Here’s the jest of it. One personal project I’ve had (more of a batch processing exercise) is to convert the entirety of modarchive.org’s multiple tracker formats to mp3 with on-the-fly demuxing. Well. I was successful, and now I have a few Terabytes of mp3 files I want to put into the cloud. I tried to use the early beta’s of one way backup and it was successful in creating the directory structure and a few files but then it seemed to get stuck and never uploaded another byte of data. I’ve read other threads where having hundreds of thousands of files is too much for the sync agent to handle, and I am good with the cloud being the primary system of record for this data set. What, however, is the best way to get all of this data uploaded using ODrive to do it?
So it sounds like you are wanting to do a one-time bulk import of all of this stuff, is that correct? I will assume it is, for now, and continue.
As you may have read in other threads, sync is a somewhat heavy process compared to traditional backup, and certainly to a one-time import. There are things we can do to try to alleviate the sync overhead and simulate more of an import flow, however.
The most basic flow would be:
- Copy/move the data in in batches
- Wait for sync to complete on the batch
- Unsync the completed batch
This constrains the scope of work odrive needs to do to the size of the current batch. You could do this “by hand” or script it up using something like this example with the CLI:
How is the data structured? Is it naturally segmented in a way that would allow for easy batching?

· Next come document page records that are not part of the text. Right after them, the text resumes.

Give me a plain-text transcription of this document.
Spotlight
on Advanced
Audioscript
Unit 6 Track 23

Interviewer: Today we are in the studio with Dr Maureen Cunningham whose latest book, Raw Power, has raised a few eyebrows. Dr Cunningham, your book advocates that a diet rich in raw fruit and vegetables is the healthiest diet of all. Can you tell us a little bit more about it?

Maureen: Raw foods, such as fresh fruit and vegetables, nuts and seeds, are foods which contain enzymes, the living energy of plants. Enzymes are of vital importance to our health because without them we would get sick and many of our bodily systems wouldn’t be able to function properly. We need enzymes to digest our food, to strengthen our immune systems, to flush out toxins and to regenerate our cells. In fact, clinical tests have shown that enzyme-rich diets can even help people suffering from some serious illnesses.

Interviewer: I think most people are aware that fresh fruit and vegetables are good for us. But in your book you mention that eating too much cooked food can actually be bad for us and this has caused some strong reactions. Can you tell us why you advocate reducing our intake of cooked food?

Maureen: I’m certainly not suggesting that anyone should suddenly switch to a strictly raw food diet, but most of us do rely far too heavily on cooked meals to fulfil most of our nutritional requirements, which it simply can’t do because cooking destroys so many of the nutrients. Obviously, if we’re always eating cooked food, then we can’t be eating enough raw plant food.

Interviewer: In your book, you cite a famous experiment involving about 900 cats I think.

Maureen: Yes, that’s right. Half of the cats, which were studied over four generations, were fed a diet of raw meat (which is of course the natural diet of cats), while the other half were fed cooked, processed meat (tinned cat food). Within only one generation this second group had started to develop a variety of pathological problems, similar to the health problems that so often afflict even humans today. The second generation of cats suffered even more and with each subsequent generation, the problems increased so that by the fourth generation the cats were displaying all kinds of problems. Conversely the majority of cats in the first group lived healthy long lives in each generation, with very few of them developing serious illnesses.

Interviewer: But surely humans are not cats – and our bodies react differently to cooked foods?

This is an interesting approach
tree.txt (114.4 KB)
This is the current directory structure only showing three layers deep. below each layer here is another layer of directories with a name and inside that, a file.
It looks like its segmented in a way that can be conducive to this type approach. Is the option of scripting something a possibility for you?
I think this will work but I might have to modify it slightly, or call it in a for-loop at a particular depth so that $targetdir starts a bit further down the tree, otherwise it might be too big to land into the root of my locally cached odrive home before it starts to sync.